Turkish authorities have arrested dozens of senior police officers on suspicion of illegally eavesdropping on top officials, including Prime Minister Recep Tayyip Erdogan, Turkish prosecutors have said.
A total of 67 serving and former top police officers were arrested as part of two probes, prosecutors said in a statement on Tuesday.
Most of the arrests were in the country's largest city, Istanbul, but raids were also carried out in the capital, Ankara, and cities including Izmir and Diyarbakir.
In the huge early morning operation, police in Istanbul alone raided almost 200 addresses, the AFP news agency reported.
Among those held were two former heads of the city's elite anti-terror unit, Omer Kose and Yurt Atayun.
I surrendered but as you see they put the handcuffs behind my back. It is all political.
"I surrendered but as you see they put the handcuffs behind my back," Atayun told reporters. "It is all political," he said when asked why he was detained.
The suspects are accused of espionage, illegal wire-tapping, forging official documents, violation of privacy, fabricating evidence and violating the secrecy of an investigation, the reports said.

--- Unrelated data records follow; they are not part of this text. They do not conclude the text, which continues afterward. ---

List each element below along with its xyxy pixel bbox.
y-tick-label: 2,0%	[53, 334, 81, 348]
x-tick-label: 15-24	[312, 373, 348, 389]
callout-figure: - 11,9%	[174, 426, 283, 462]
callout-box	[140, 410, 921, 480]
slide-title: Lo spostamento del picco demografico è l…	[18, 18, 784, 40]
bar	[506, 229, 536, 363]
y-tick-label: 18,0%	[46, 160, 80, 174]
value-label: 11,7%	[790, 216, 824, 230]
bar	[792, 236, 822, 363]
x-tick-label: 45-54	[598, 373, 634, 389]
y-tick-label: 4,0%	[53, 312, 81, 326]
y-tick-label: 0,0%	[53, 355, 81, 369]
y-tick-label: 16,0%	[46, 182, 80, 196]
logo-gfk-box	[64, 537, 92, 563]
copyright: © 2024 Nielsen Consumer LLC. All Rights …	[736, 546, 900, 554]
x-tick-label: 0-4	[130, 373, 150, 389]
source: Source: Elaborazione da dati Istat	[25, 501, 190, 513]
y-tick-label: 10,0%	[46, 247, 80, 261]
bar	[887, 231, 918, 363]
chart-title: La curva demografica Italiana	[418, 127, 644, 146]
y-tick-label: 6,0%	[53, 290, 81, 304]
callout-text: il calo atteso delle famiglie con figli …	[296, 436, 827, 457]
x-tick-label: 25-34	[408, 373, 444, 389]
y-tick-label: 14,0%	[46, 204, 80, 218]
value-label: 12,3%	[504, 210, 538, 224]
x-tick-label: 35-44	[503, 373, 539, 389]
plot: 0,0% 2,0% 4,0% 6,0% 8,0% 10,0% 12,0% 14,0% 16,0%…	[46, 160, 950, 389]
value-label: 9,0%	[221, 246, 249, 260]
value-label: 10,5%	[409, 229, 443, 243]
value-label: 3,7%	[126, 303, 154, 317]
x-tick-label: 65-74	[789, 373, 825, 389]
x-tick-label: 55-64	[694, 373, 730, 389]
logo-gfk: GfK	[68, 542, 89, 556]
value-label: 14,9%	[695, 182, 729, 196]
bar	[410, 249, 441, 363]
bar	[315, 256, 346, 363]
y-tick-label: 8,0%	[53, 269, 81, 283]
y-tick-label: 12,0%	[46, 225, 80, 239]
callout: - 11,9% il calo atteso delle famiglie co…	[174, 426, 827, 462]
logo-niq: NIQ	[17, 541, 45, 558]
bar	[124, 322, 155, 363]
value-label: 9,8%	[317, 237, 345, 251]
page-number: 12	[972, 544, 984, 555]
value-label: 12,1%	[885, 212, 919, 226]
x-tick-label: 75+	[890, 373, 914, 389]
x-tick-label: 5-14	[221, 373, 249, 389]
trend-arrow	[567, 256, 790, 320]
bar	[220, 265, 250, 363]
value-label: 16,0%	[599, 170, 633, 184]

The public prosecutor's office in Istanbul said that arrest warrants had been issued for 115 suspects and 67 have been detained so far.
Fallouts of bitter feud
The arrests are the latest round in a bitter feud between Erdogan and his former ally Fethullah Gulen, in the wake of a vast corruption scandal that broke late last year implicating the prime minister and his inner circle.
Supporters of exiled cleric Gulen in the police force were widely blamed for leaking details of scandals.
The latest wave of arrests is set to further inflame political tensions in Turkey as Erdogan attempts to take the presidency in August 10 elections, having been prime minister for more than a decade.
REALTED: Gulen, Erdogan and democracy in Turkey
Most of the suspects reportedly held key positions in the anti-corruption probe against Erdogan, where some of the evidence came from recorded telephone conversations.
In a television interview on Monday, Erdogan vowed bitterly that the fight against the Gulen movement would continue "non-stop" while calling on the United States to extradite the exiled cleric from his base in Pennsylvania.
"I expect the United States to take a stance on the Gulen issue," Erdogan said.
Gulen, who left for the US in 1999 to escape charges of anti-secular activities by the government at the time, has denied being behind the corruption allegations against Erdogan.